If your experience of resentment is longstanding it will take time to assess and learn how to deal with it. Do as much as you can cope with, then leave it and come back to it on another occasion.
You may need to unlearn attitudes and patterns of behaviour. It can be done but usually it is best done in stages. For tips and ideas see the page about Changing Habits.

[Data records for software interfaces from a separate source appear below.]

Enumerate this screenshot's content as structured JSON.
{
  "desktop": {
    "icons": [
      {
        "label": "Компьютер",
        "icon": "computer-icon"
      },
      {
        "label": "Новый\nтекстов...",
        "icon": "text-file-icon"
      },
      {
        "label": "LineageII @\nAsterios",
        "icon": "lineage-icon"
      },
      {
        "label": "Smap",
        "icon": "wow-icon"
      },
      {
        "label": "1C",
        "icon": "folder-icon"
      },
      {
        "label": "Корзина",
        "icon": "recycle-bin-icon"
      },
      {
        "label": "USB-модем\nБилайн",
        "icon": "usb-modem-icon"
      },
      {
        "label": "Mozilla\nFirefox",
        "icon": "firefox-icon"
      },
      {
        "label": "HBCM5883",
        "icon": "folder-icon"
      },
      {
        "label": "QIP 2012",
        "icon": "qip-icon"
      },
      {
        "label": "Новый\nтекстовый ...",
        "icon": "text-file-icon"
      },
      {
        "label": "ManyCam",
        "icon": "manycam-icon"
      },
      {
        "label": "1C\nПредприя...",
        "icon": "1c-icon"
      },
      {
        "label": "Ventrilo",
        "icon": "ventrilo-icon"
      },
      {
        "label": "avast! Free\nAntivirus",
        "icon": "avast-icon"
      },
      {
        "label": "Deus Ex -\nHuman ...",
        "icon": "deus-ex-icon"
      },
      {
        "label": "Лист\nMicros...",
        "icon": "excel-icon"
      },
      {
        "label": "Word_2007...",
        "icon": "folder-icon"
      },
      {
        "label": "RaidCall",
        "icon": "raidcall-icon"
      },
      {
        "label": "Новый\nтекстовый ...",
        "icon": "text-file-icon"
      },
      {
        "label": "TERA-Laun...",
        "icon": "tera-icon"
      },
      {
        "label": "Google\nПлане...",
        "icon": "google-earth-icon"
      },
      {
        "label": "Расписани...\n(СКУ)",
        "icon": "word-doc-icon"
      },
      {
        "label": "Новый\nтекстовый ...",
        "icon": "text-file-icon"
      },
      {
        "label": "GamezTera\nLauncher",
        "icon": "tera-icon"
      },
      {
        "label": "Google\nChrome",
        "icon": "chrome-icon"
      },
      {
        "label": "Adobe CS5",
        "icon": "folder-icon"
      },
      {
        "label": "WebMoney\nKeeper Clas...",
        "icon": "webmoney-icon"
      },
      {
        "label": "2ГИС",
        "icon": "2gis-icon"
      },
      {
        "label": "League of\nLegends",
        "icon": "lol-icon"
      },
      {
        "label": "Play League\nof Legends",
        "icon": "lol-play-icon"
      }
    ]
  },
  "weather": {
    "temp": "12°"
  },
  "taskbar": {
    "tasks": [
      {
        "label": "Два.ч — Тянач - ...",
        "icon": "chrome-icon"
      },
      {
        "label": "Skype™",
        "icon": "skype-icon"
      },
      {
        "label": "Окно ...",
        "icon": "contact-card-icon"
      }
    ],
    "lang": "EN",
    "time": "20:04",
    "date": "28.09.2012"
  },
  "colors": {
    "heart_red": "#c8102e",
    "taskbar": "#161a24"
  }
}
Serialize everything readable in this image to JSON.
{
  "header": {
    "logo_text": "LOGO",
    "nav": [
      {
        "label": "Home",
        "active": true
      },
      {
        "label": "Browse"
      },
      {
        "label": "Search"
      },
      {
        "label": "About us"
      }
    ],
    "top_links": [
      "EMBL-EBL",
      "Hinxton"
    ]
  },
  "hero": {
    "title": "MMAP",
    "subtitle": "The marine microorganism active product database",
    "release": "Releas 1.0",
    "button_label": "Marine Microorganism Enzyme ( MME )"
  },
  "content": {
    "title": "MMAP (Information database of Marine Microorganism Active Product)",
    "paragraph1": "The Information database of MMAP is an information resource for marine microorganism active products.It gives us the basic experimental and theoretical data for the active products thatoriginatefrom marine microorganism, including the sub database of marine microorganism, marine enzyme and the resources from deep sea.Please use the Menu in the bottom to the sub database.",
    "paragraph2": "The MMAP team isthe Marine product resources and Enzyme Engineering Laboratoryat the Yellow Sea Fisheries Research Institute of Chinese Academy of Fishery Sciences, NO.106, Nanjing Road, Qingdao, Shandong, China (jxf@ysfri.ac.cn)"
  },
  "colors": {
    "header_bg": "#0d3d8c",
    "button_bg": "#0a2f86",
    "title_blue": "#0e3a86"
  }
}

If your trouble is overwhelming you may need professional help from a trained counsellor. For further help see ‘Counselling’ at the end of Moving Forward/The Causes of Stress/Categorise Stress.
One final story
Nelson Mandela (1918-2013) was imprisoned for 27 years by the white minority government of South Africa and was treated inhumanly for much of that time as an aspect the government’s cruel apartheid policy. In 1990 Mandela was released and went on to lead the first democratically elected government that was chosen by an electorate that included all South African citizens whatever their racial background or skin colour. The world held their breath waiting for the backlash against the former white supremacist government and the bloodbath that was feared would engulf the white electorate. But it DID NOT happen! On his release from prison Mandela had proclaimed his commitment to peace and reconciliation. He emphasised personal forgiveness and reconciliation announcing that, ‘courageous people do not fear forgiving, for the sake of peace’ and went on to form the Truth and Reconciliation Commission to investigate crimes committed under apartheid by both the government and other parties. The Commission organized mediation between victims and offender, sometimes with the involvement of representatives of a wider community. It was not perfect by any means but in the international world of aggression, implacable hatred and atrocities it was a stunning revelation of how resentfulness could be channeled away from murderous retribution through forgiveness and reconciliation to honest and transparent democratic peace.
There were many factors that contributed to this stunning resolution of a multi-lifelong abuse of humanity. Among them was the fact that as Mandela contemplated his forthcoming release from prison he wrote in his autobiography, Long Walk to Freedom, that, ‘as I walked out of the door toward the gate that would lead me to my freedom, I knew if I didn’t leave my bitterness and hatred behind, I’d still be in prison.’
That was a profound and true understanding. It changed Mandela as a person, it saved South Africa from a bloodbath and it set an example to all governments, organisations and even individuals throughout the world.
‘As I walked out of the door toward the gate that would lead me to my freedom, I knew if I didn’t leave my bitterness and hatred behind, I’d still be in prison.’
Nelson Mandela’s reflection when approaching his release from prison.
Do you get it? If you hold on to anger, bitter resentment and hatred it is like a prison that confines and limits you. Instead, embrace forgiveness and reconciliation and see healing blossom and peace breakout.
Give yourself time to reflect on what you have covered and uncovered!
Do not be in a hurry to rush into the next topic.